Ahunna Akpuda recorded a brief video of an officer surrounded by students at Rolesville High School. The officer lifts and drops a girl on her left side, then pulls her to her feet and leads her away. Akpuda said two girls had been fighting, including the sister of the girl who was slammed to the floor.

She says the officer arrived a few seconds after the girl arrived to break up the fight.

"He drags her farther away from the actual fight after it was broken up," said Akpuda, who spoke with The Associated Press on the phone Wednesday, along with her mother. "That's when he proceeds to lift her up and slam her down to the ground."

The girl who tried to break up the fight seemed "confused about why he was pulling her and restraining her," Akpuda said. The video doesn't show what led up to or followed the episode

Her mother, Pam Akpuda, said she doesn't think the officer, identified by town officials as Ruben De Los Santos, should be allowed to return to the school.

"I don't feel comfortable with him going back in the school," she said. "If he's fired, so be it. At the least, he needs to be reassigned."

De Los Santos is on paid administrative leave, the Rolesville police chief has said. Police Chief Bobby Langston told town commissioners Tuesday that he's reviewing the incident, which he said began as a fight between two female students Tuesday morning.

The officer is Hispanic and the female student in the video is black, Mayor Frank Eagles said.

The video has prompted the state's largest school district to take a fresh look at standards for officers assigned to work in schools. Wake County school officials will review the memorandum of understanding that places an armed police officer in every high school and some middle schools, district spokeswoman Lisa Luten said Wednesday.
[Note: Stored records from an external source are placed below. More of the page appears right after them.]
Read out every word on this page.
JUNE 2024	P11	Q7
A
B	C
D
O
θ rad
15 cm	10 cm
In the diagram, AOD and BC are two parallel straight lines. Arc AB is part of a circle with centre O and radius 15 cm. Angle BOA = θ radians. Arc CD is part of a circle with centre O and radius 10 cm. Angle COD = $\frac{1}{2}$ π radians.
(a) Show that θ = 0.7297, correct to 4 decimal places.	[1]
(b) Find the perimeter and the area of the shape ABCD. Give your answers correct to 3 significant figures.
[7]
The review will include "determining if changes need to be made to the agreement," she said in an email.

Rolesville High School Principal Dhedra Lassiter said in a statement posted on the school's website Tuesday that she is "deeply concerned" about what she saw in the video.

De Los Santos has been assigned to the school since it opened in 2013, Eagles said. About 2,200 students in grades nine through 12 attend the school.
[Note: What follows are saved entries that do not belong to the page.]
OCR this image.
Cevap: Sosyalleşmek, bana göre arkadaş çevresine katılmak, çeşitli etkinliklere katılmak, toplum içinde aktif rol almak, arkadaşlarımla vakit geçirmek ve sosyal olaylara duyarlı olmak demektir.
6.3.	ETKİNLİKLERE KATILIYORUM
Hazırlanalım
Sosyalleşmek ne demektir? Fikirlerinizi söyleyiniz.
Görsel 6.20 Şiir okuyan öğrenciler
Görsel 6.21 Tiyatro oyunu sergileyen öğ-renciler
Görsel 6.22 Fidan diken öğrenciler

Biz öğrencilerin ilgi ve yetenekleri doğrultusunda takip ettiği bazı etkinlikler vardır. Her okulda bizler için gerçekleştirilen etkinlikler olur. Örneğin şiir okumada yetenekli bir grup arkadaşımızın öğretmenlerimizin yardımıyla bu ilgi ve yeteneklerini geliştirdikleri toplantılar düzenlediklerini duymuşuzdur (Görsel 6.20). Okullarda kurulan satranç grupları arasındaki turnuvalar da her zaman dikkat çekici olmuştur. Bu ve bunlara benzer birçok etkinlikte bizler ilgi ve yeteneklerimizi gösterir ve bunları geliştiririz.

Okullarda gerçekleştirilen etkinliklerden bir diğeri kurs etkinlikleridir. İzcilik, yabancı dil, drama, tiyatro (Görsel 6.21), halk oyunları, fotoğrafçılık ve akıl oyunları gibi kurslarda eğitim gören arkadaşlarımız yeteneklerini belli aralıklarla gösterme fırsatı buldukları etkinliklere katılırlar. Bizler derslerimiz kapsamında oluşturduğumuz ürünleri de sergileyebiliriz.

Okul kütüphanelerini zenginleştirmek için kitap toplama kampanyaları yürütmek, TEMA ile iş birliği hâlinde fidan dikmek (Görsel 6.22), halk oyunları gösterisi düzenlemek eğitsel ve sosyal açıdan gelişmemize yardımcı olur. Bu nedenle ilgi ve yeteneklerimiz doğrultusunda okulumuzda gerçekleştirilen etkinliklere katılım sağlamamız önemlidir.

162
Wake County schools don't have their own police force so the district contracts with local police to place school resource officers on campuses.

Under the agreement, school resource officers can provide security, offer advice and act as law enforcement officers to address criminal matters or when there's "an imminent threat to health or safety." Their multiple duties also include acting as role models and providing information about community agencies that can help young people and families.
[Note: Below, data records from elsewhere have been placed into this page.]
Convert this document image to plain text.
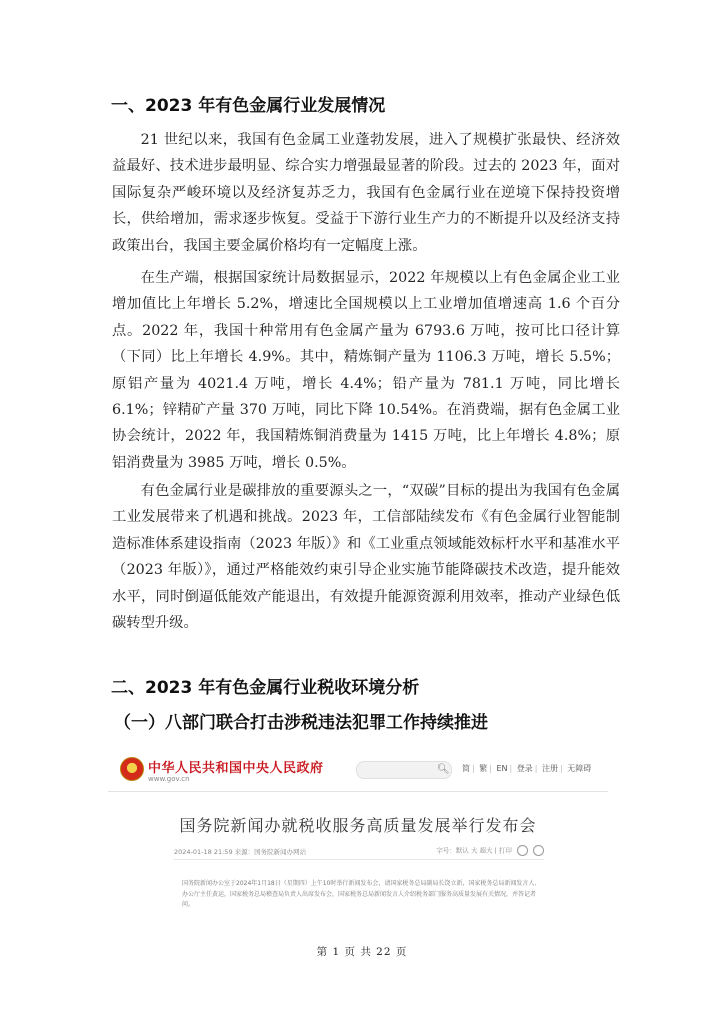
一、2023 年有色金属行业发展情况

21 世纪以来，我国有色金属工业蓬勃发展，进入了规模扩张最快、经济效益最好、技术进步最明显、综合实力增强最显著的阶段。过去的 2023 年，面对国际复杂严峻环境以及经济复苏乏力，我国有色金属行业在逆境下保持投资增长，供给增加，需求逐步恢复。受益于下游行业生产力的不断提升以及经济支持政策出台，我国主要金属价格均有一定幅度上涨。

在生产端，根据国家统计局数据显示，2022 年规模以上有色金属企业工业增加值比上年增长 5.2%，增速比全国规模以上工业增加值增速高 1.6 个百分点。2022 年，我国十种常用有色金属产量为 6793.6 万吨，按可比口径计算（下同）比上年增长 4.9%。其中，精炼铜产量为 1106.3 万吨，增长 5.5%；原铝产量为 4021.4 万吨，增长 4.4%；铅产量为 781.1 万吨，同比增长 6.1%；锌精矿产量 370 万吨，同比下降 10.54%。在消费端，据有色金属工业协会统计，2022 年，我国精炼铜消费量为 1415 万吨，比上年增长 4.8%；原铝消费量为 3985 万吨，增长 0.5%。

有色金属行业是碳排放的重要源头之一，“双碳”目标的提出为我国有色金属工业发展带来了机遇和挑战。2023 年，工信部陆续发布《有色金属行业智能制造标准体系建设指南（2023 年版）》和《工业重点领域能效标杆水平和基准水平（2023 年版）》，通过严格能效约束引导企业实施节能降碳技术改造，提升能效水平，同时倒逼低能效产能退出，有效提升能源资源利用效率，推动产业绿色低碳转型升级。

二、2023 年有色金属行业税收环境分析
（一）八部门联合打击涉税违法犯罪工作持续推进
中华人民共和国中央人民政府
www.gov.cn
🔍︎ 简 | 繁 | EN | 登录 | 注册 | 无障碍
国务院新闻办就税收服务高质量发展举行发布会
2024-01-18 21:59 来源：国务院新闻办网站	字号：默认 大 超大 | 打印
国务院新闻办公室于2024年1月18日（星期四）上午10时举行新闻发布会，请国家税务总局副局长饶立新，国家税务总局新闻发言人、办公厅主任黄运，国家税务总局稽查局负责人出席发布会，国家税务总局新闻发言人介绍税务部门服务高质量发展有关情况，并答记者问。
第 1 页 共 22 页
The agreement allows them to use force but it cannot be "excessive, arbitrary or malicious."

The girl shown in the video told WRAL-TV in Raleigh (http://bit.ly/2j9oKId) that she was trying to break up a fight between her sister and another student when the officer came up behind her and slammed her to the ground. The girls' mother, Desiree Harrison, told WRAL-TV she was called to the high school about her other daughter and had no idea what had happened to the one in the video.

"When I'm looking at this video, I'm like 'Oh, my God, this cannot be happening to my child' because I was just up at the school and they didn't even tell me what happened to her," Harrison said.

In addition to the Twitter video, Eagles said all Rolesville police officers received body cameras in August, and officials will review any video from the school's security cameras.

The American Civil Liberties Union has defended students in other confrontations with police officers working in their schools, such as the case of a girl who refused to surrender her cellphone at Spring Valley High School in South Carolina in October 2015. School officials called in a sheriff's deputy who flipped her backward in her desk-chair, then tossed her across a classroom.

The video sparked national outrage and reviews of whether officers should be involved in school discipline that doesn't involve criminal behaviour. The deputy was fired.